GEOG 172, Fall 2007

Lab Assignment 2

The goal in lab this week is to gain some familiarity with the R language for statistical computing. The initial lab session will introduce you to basic features of R (log window, interactive session, batch submission, math operators, and storage) as well as using R to query results from statistical distributions. After the brief introduction in the lab, you will be on your own to answer the questions below.

I.Probability questions and R for basic calculations

  1. Write a brief script to carry out the following mathematical operations:

X=5

Y=4+3X

Print X

Print Y

Z=5/52

Print Z

X=1, 2,…,20

Y=4+3X

Plot X (horizontal axis) against Y (vertical axis)

For B, C, and D write out the calculation first by hand and then check your work using R as a calculator.

  1. Suppose you have a standard deck of 52 playing cards and you draw three cards without replacement. What is the probability of drawing at a Jack of any suite on one of the three draws?
  2. What is the probability of drawing three Jacks in three draws, again drawing without replacement? What if you were drawing with replacement?
  3. What is the probability of drawing three Jacks such that the three suites do not include the Jack of diamonds if you are drawing without replacement?

II.Binomial distribution and statistical tables in R: The questions below are all variants that can be answered using the binomial distribution. For questions A and B write out the structure of the answer by hand and use the pbinom or dbinom functions in R to calculate the answers. In C and D just write down the necessary R code and the answer.

  1. Based on long-term observational studies we know that the current influenza vaccine is 70% effective in preventing the worst symptoms in non-high-risk populations. That is, if you get the vaccine there is 70% chance you will not get the flu and 30% you will still get it. Suppose that after the flu season we follow-up on 15 individuals that received their flu shot. What is the probability that exactly 8 will have had the flu?
  2. Suppose we have a new vaccine and we give it to 15 people and 80% do not get the flu. What is the probability that 80% or more would not have had the flu using the old vaccine?
  3. Suppose instead we administered the new vaccine to 100 people and the “prevention rate” was 72 percent. Does that provide strong evidence that the new vaccine is more effective? Exactly how strong (or weak) is the evidence for that assertion?
  4. How much stronger would the evidence be if we achieved the same prevention rate among 10,000 people?

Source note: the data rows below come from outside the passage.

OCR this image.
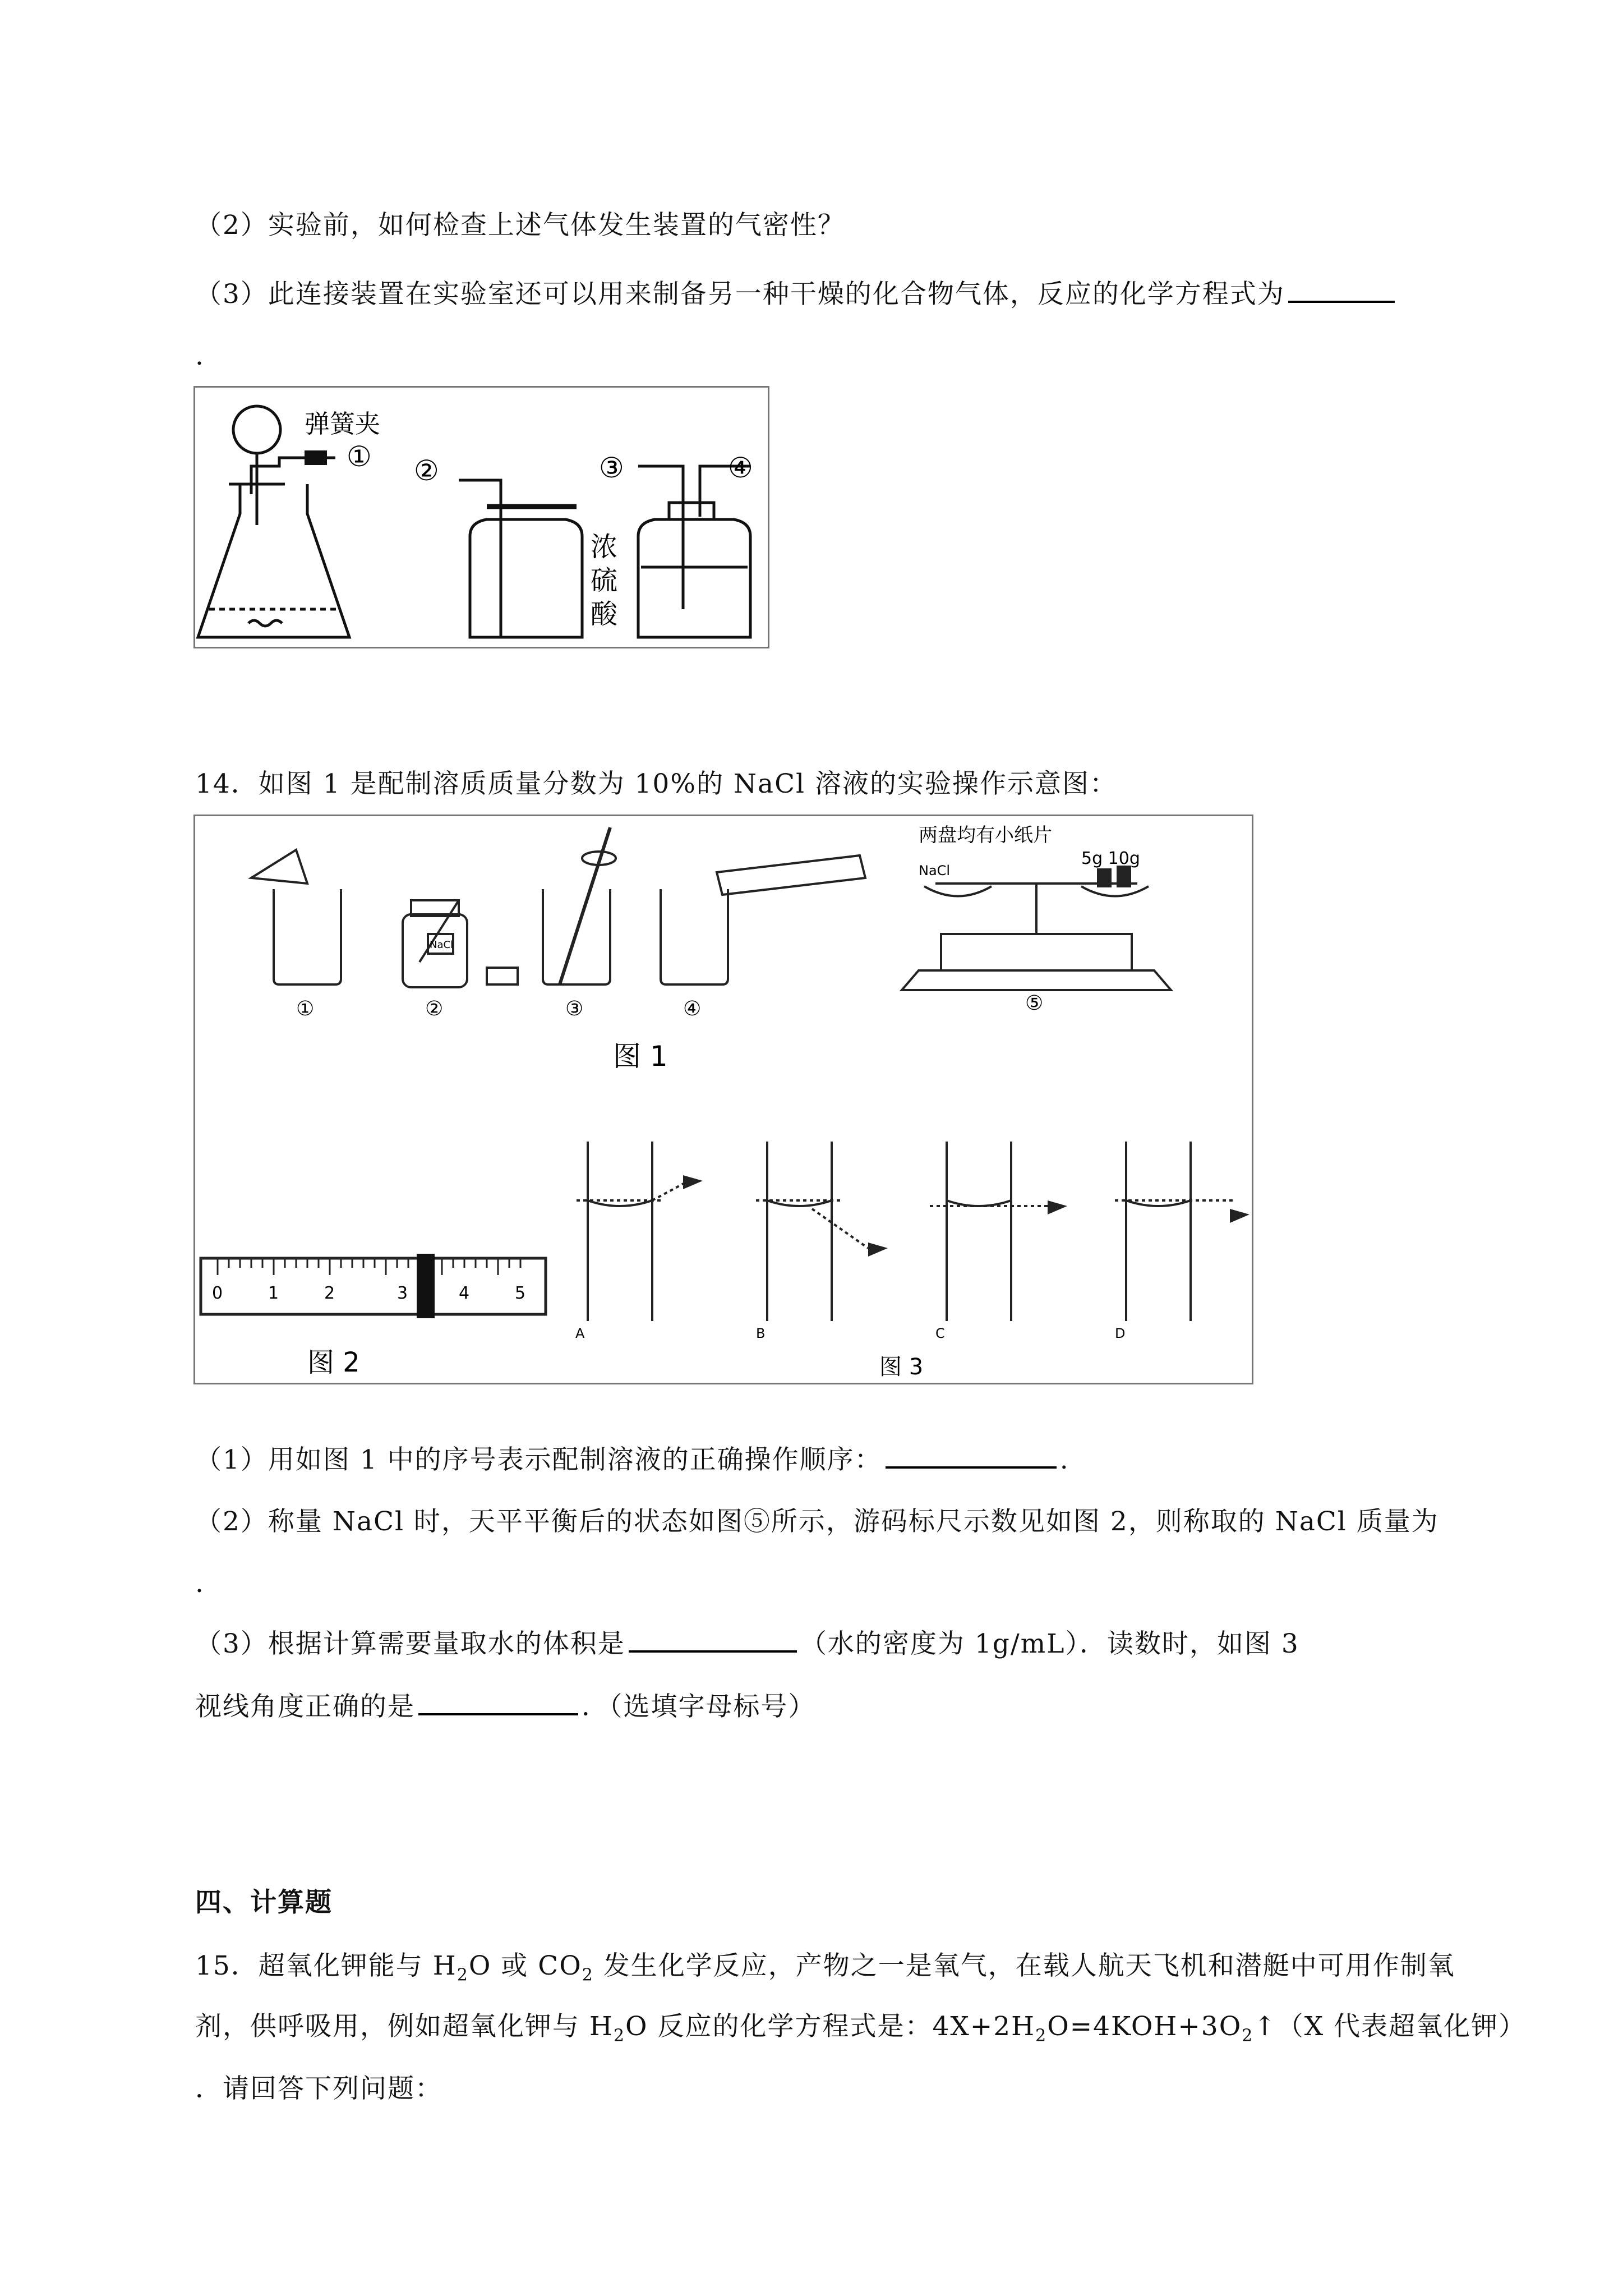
（2）实验前，如何检查上述气体发生装置的气密性？
（3）此连接装置在实验室还可以用来制备另一种干燥的化合物气体，反应的化学方程式为
.
弹簧夹
① ②	③	④
浓
硫
酸
14．如图 1 是配制溶质质量分数为 10%的 NaCl 溶液的实验操作示意图：
①	②	③	④	⑤
NaCl
两盘均有小纸片
5g 10g
NaCl
图 1
0	1	2	3	4	5
图 2
A	B	C	D
图 3
（1）用如图 1 中的序号表示配制溶液的正确操作顺序：	.
（2）称量 NaCl 时，天平平衡后的状态如图⑤所示，游码标尺示数见如图 2，则称取的 NaCl 质量为
.
（3）根据计算需要量取水的体积是	（水的密度为 1g/mL）．读数时，如图 3
视线角度正确的是	．（选填字母标号）
四、计算题
15．超氧化钾能与 $H_2O$ 或 $CO_2$ 发生化学反应，产物之一是氧气，在载人航天飞机和潜艇中可用作制氧
剂，供呼吸用，例如超氧化钾与 $H_2O$ 反应的化学方程式是：$4X+2H_2O=4KOH+3O_2↑(X$ 代表超氧化钾）
．请回答下列问题：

III.Normal distribution: Use pnorm or dnorm to answer the following questions. Draw a rough sketch of the distribution in each case showing the area under the curve that is being assessed, write down the answer, and write down the R code used to generate the answer.

Probability that a normal random variable with mean 22 and variance 25:

  1. lies between 16.2 and 27.5
  2. is greater than 29
  3. is less than 17
  4. is less than 15 or greater than 25
  1. Plotting data and histograms:
  1. Enter the following commands to generate a plot of the standard normal density function.

x<-seq(-4.5,4.5,.1)

normden<-dnorm(x,mean=0,sd=1)

plot(x,normden,type=”l”) [note: that is a lower case “L” in the quotes]

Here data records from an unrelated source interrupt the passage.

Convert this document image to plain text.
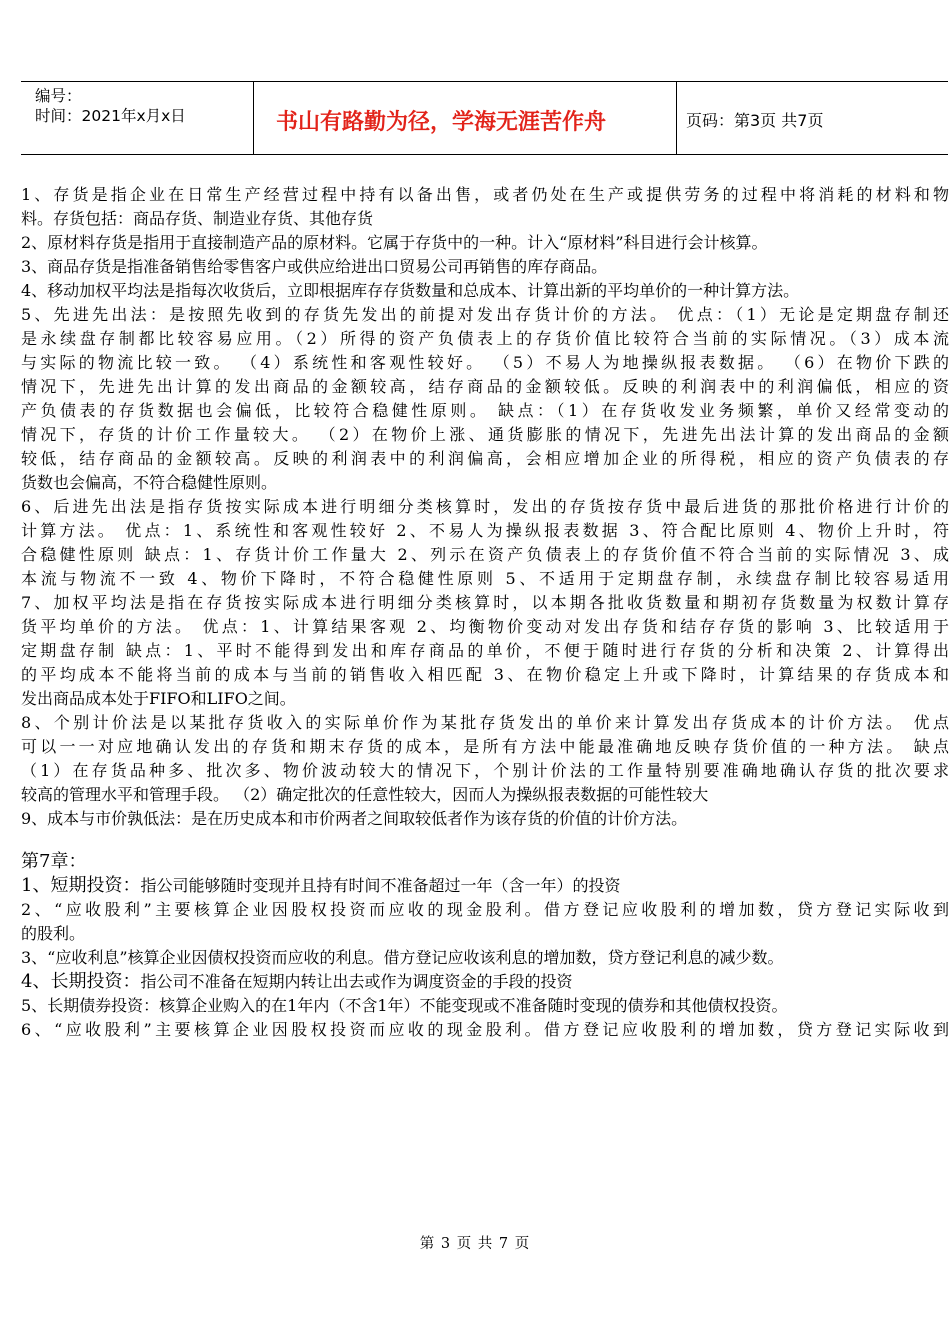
编号：
时间：2021年x月x日	书山有路勤为径，学海无涯苦作舟	页码：第3页 共7页
1、存货是指企业在日常生产经营过程中持有以备出售，或者仍处在生产或提供劳务的过程中将消耗的材料和物
料。存货包括：商品存货、制造业存货、其他存货
2、原材料存货是指用于直接制造产品的原材料。它属于存货中的一种。计入“原材料”科目进行会计核算。
3、商品存货是指准备销售给零售客户或供应给进出口贸易公司再销售的库存商品。
4、移动加权平均法是指每次收货后，立即根据库存存货数量和总成本、计算出新的平均单价的一种计算方法。
5、先进先出法：是按照先收到的存货先发出的前提对发出存货计价的方法。 优点：（1）无论是定期盘存制还
是永续盘存制都比较容易应用。（2）所得的资产负债表上的存货价值比较符合当前的实际情况。（3）成本流
与实际的物流比较一致。 （4）系统性和客观性较好。 （5）不易人为地操纵报表数据。 （6）在物价下跌的
情况下，先进先出计算的发出商品的金额较高，结存商品的金额较低。反映的利润表中的利润偏低，相应的资
产负债表的存货数据也会偏低，比较符合稳健性原则。 缺点：（1）在存货收发业务频繁，单价又经常变动的
情况下，存货的计价工作量较大。 （2）在物价上涨、通货膨胀的情况下，先进先出法计算的发出商品的金额
较低，结存商品的金额较高。反映的利润表中的利润偏高，会相应增加企业的所得税，相应的资产负债表的存
货数也会偏高，不符合稳健性原则。
6、后进先出法是指存货按实际成本进行明细分类核算时，发出的存货按存货中最后进货的那批价格进行计价的
计算方法。 优点：1、系统性和客观性较好 2、不易人为操纵报表数据 3、符合配比原则 4、物价上升时，符
合稳健性原则 缺点：1、存货计价工作量大 2、列示在资产负债表上的存货价值不符合当前的实际情况 3、成
本流与物流不一致 4、物价下降时，不符合稳健性原则 5、不适用于定期盘存制，永续盘存制比较容易适用
7、加权平均法是指在存货按实际成本进行明细分类核算时，以本期各批收货数量和期初存货数量为权数计算存
货平均单价的方法。 优点：1、计算结果客观 2、均衡物价变动对发出存货和结存存货的影响 3、比较适用于
定期盘存制 缺点：1、平时不能得到发出和库存商品的单价，不便于随时进行存货的分析和决策 2、计算得出
的平均成本不能将当前的成本与当前的销售收入相匹配 3、在物价稳定上升或下降时，计算结果的存货成本和
发出商品成本处于FIFO和LIFO之间。
8、个别计价法是以某批存货收入的实际单价作为某批存货发出的单价来计算发出存货成本的计价方法。 优点
可以一一对应地确认发出的存货和期末存货的成本，是所有方法中能最准确地反映存货价值的一种方法。 缺点
（1）在存货品种多、批次多、物价波动较大的情况下，个别计价法的工作量特别要准确地确认存货的批次要求
较高的管理水平和管理手段。 （2）确定批次的任意性较大，因而人为操纵报表数据的可能性较大
9、成本与市价孰低法：是在历史成本和市价两者之间取较低者作为该存货的价值的计价方法。
第7章：
1、短期投资：指公司能够随时变现并且持有时间不准备超过一年（含一年）的投资
2、“应收股利”主要核算企业因股权投资而应收的现金股利。借方登记应收股利的增加数，贷方登记实际收到
的股利。
3、“应收利息”核算企业因债权投资而应收的利息。借方登记应收该利息的增加数，贷方登记利息的减少数。
4、长期投资：指公司不准备在短期内转让出去或作为调度资金的手段的投资
5、长期债券投资：核算企业购入的在1年内（不含1年）不能变现或不准备随时变现的债券和其他债权投资。
6、“应收股利”主要核算企业因股权投资而应收的现金股利。借方登记应收股利的增加数，贷方登记实际收到
第 3 页 共 7 页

  1. Enter the following commands to generate a plot of the binomial probability mass function.

x<-c(1:30)

plot(x,dbinom(x,size=3-,prob=.15),type=”h”)

  1. Suppose your star free throw shooter has a career average of 80 percent. He has gone to the free throw line 10 times (attempted 20 shots) during the game and has only sunk 8 of his baskets. What is the probability that he would hit 8 or fewer baskets in 20 attempts from the line? Plot the probability mass function histogram and interpret the results.